A: If you assume Ball of radius $N < \infty$ is compact in $X$ and distance between any pair of points is finite in $X$ then $X$ can be covered by a countable collection of balls of radius $r$. Here is the proof: Take $N$ an integer, take Ball of radius $N$, $B_N$ in X centered around some fixed point $x$. Then by compactness this $B_N$ can be covered by a finite collection $B_N(x) = \cup_{i = 1}^{r(N)} B_r(x_i)$. Now form a set $S_N = \{x_1,...,x_{r(N)}\}$. then as $N \rightarrow \infty$, the total collection of such sets $X = \cup_{N=1}^{\infty} B_N(x) = \cup_{N=1}^{\infty} \cup_{i = 1}^{r(N)} B_r(x_i)$ is a cover for $X$ with a countable collection of sets since $\cup_{N=1}^{\infty} S_N$ is countable as it is a countable union of countable sets. So now the problem is now reduced to the case, when $B_N(x)$ is not compact or distance between some pair of points is $\infty$. I dont think latter is an interesting case. So consider when $B_N$ is not compact and complete the proof.

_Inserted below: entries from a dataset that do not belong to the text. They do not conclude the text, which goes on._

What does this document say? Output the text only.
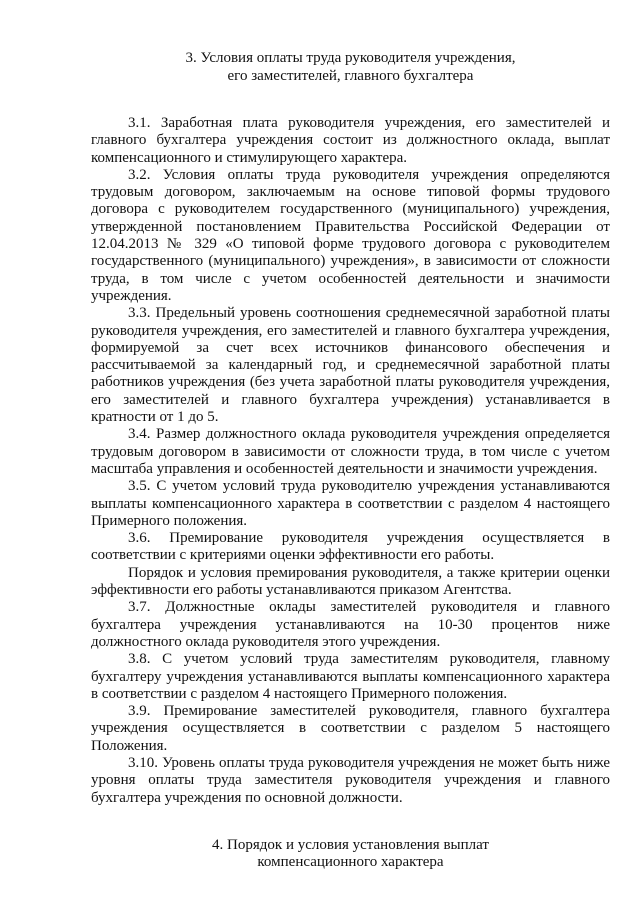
3. Условия оплаты труда руководителя учреждения,
его заместителей, главного бухгалтера

3.1. Заработная плата руководителя учреждения, его заместителей и главного бухгалтера учреждения состоит из должностного оклада, выплат компенсационного и стимулирующего характера.

3.2. Условия оплаты труда руководителя учреждения определяются трудовым договором, заключаемым на основе типовой формы трудового договора с руководителем государственного (муниципального) учреждения, утвержденной постановлением Правительства Российской Федерации от 12.04.2013 № 329 «О типовой форме трудового договора с руководителем государственного (муниципального) учреждения», в зависимости от сложности труда, в том числе с учетом особенностей деятельности и значимости учреждения.

3.3. Предельный уровень соотношения среднемесячной заработной платы руководителя учреждения, его заместителей и главного бухгалтера учреждения, формируемой за счет всех источников финансового обеспечения и рассчитываемой за календарный год, и среднемесячной заработной платы работников учреждения (без учета заработной платы руководителя учреждения, его заместителей и главного бухгалтера учреждения) устанавливается в кратности от 1 до 5.

3.4. Размер должностного оклада руководителя учреждения определяется трудовым договором в зависимости от сложности труда, в том числе с учетом масштаба управления и особенностей деятельности и значимости учреждения.

3.5. С учетом условий труда руководителю учреждения устанавливаются выплаты компенсационного характера в соответствии с разделом 4 настоящего Примерного положения.

3.6. Премирование руководителя учреждения осуществляется в соответствии с критериями оценки эффективности его работы.

Порядок и условия премирования руководителя, а также критерии оценки эффективности его работы устанавливаются приказом Агентства.

3.7. Должностные оклады заместителей руководителя и главного бухгалтера учреждения устанавливаются на 10-30 процентов ниже должностного оклада руководителя этого учреждения.

3.8. С учетом условий труда заместителям руководителя, главному бухгалтеру учреждения устанавливаются выплаты компенсационного характера в соответствии с разделом 4 настоящего Примерного положения.

3.9. Премирование заместителей руководителя, главного бухгалтера учреждения осуществляется в соответствии с разделом 5 настоящего Положения.

3.10. Уровень оплаты труда руководителя учреждения не может быть ниже уровня оплаты труда заместителя руководителя учреждения и главного бухгалтера учреждения по основной должности.

4. Порядок и условия установления выплат
компенсационного характера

A case where $B_N$ with $N>(r+1)$ is not compact: Take some uncountable collection of points $X$. Define $d(x,y) = r+1$ if $x \neq y$ and $d(x,y) = 0$ iff $x=y$. This is a metric and with this metric $B_N(x)$ is not compact as $B_N(x) = X$ (full space) and $B_r(x)$ contains only a singleton i.e., $B_r(x) = \{x\}$